3. Digital Transformation

  • 2021 Prediction: Real estate and construction leaders would adopt more digital technologies and solutions into their day-to-day operations.
  • 2021 Reality: This prediction came to fruition. Leaders in both real estate and construction integrated digital solutions into their operations, but nowhere is this more impressive than in the construction industry. Before the pandemic, the construction industry was believed to be about 10 years behind in terms of technology adoption. The pandemic galvanized the industry to adopt technologies that enabled construction companies to bridge workforce and supply gaps, from project management software to drones and robotic dogs.
  • 2022 Outlook: As the benefits of implementing technologies accrue, leaders will become more digitally savvy and look to create a digitally connected ecosystem of technologies that work together and talk to each other to deliver a better experience. We expect adoption to continue throughout both industries.
 

4. Environmental, Social, and Governance (ESG)

  • 2021 Prediction: ESG will become part of the fabric of real estate over time and already has a significant foothold in other countries with the U.S. to follow.
  • 2021 Reality: This year was a time of education for the U.S. real estate industry with other countries embracing and adopting these standards more rapidly.
  • 2022 Outlook: The U.S. will see ESG’s importance grow as investors and customers alike will develop an expectation that ESG will be reflected as an important part of a company’s brand and commitment.
The global pandemic will hit the two-year mark in March.

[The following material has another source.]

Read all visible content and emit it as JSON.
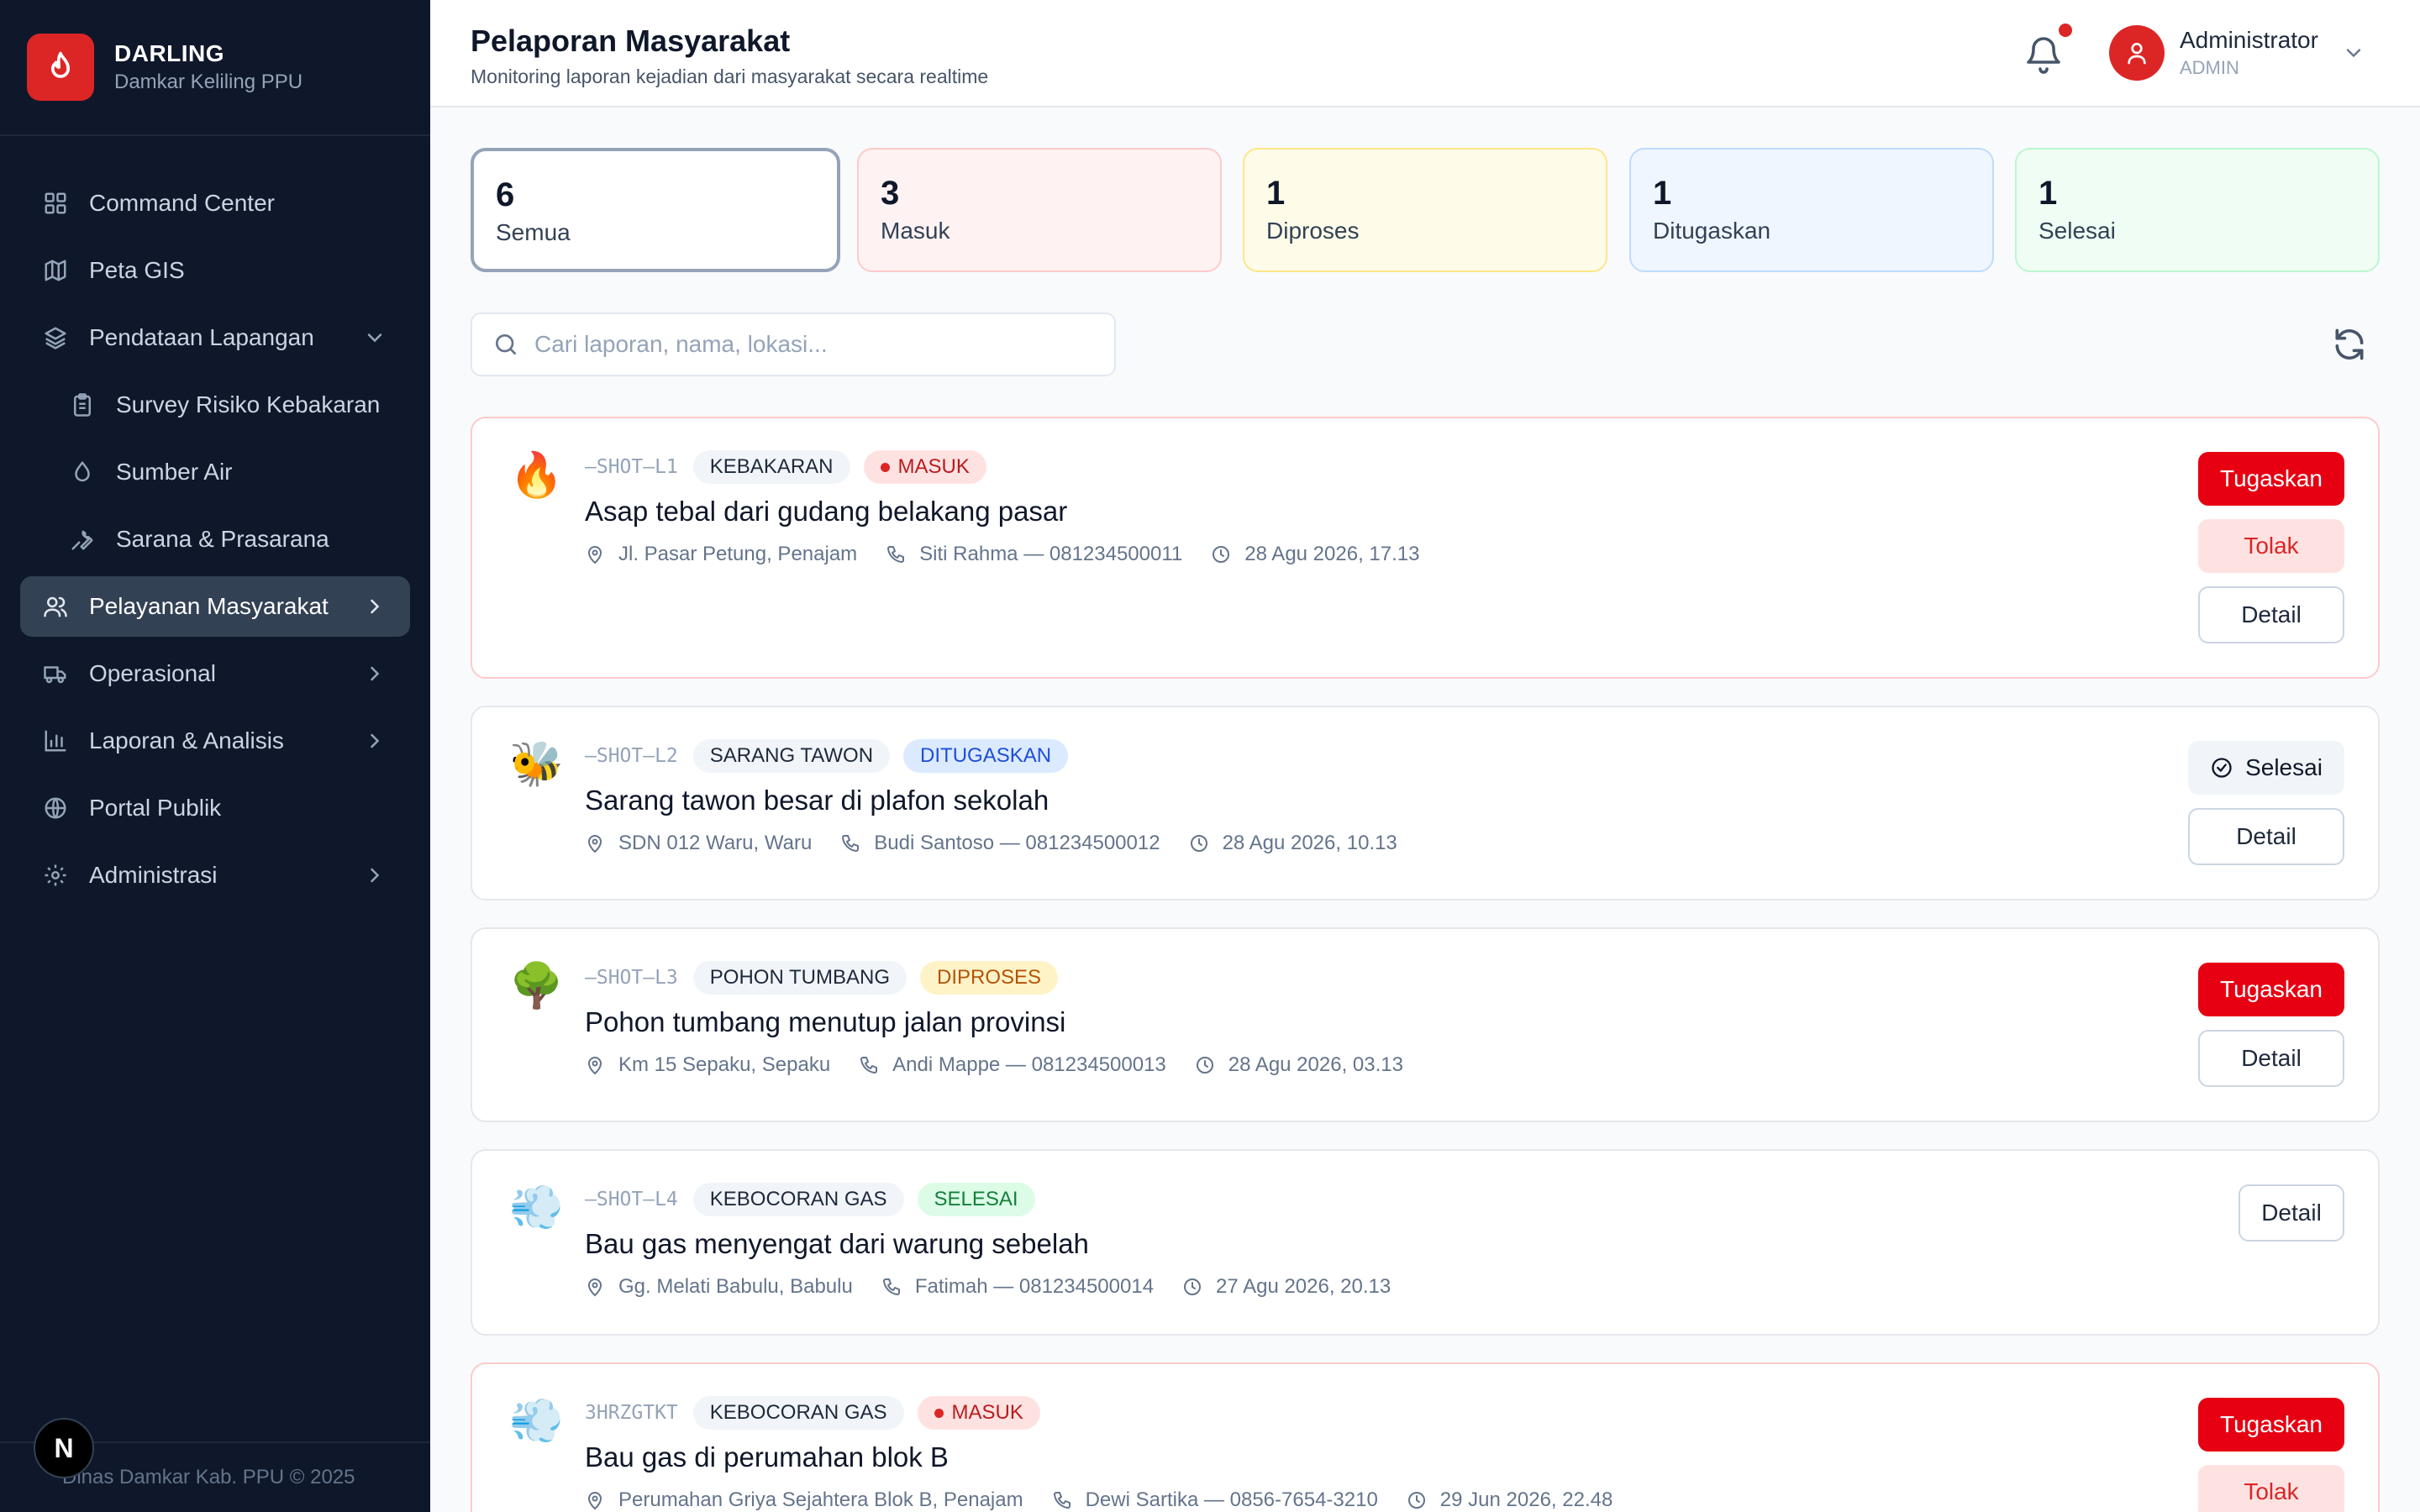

With this much pandemic experience under businesses’ belts, the emergence of new variants is not likely to replicate the impact that COVID-19 had on the global economy in the spring of 2020. But the Omicron variant has proven to be significantly disruptive, prompting countries to close their borders and cities to lock down.

Currently, there are expectations that Omicron could hit its peak soon. Its impact is likely to perpetuate the trends we’ve been seeing. In 2022, the bifurcation between the sectors that are thriving and surviving will continue along that K-shaped track until the unpredictability of the pandemic winds down and confidence in economic fundamentals returns. This year we will likely begin to see a state of normalcy return; at the same time, the definition of normal has changed as industries have shifted and will need to continue to adapt to significant change. Inflation concerns will likely continue to drive investors to real estate — fueling the price increase trend, most notably in the industrial and residential sectors and with owners seeking to tie rents to certain indexes as a hedge against inflation. Affordable housing will remain elusive.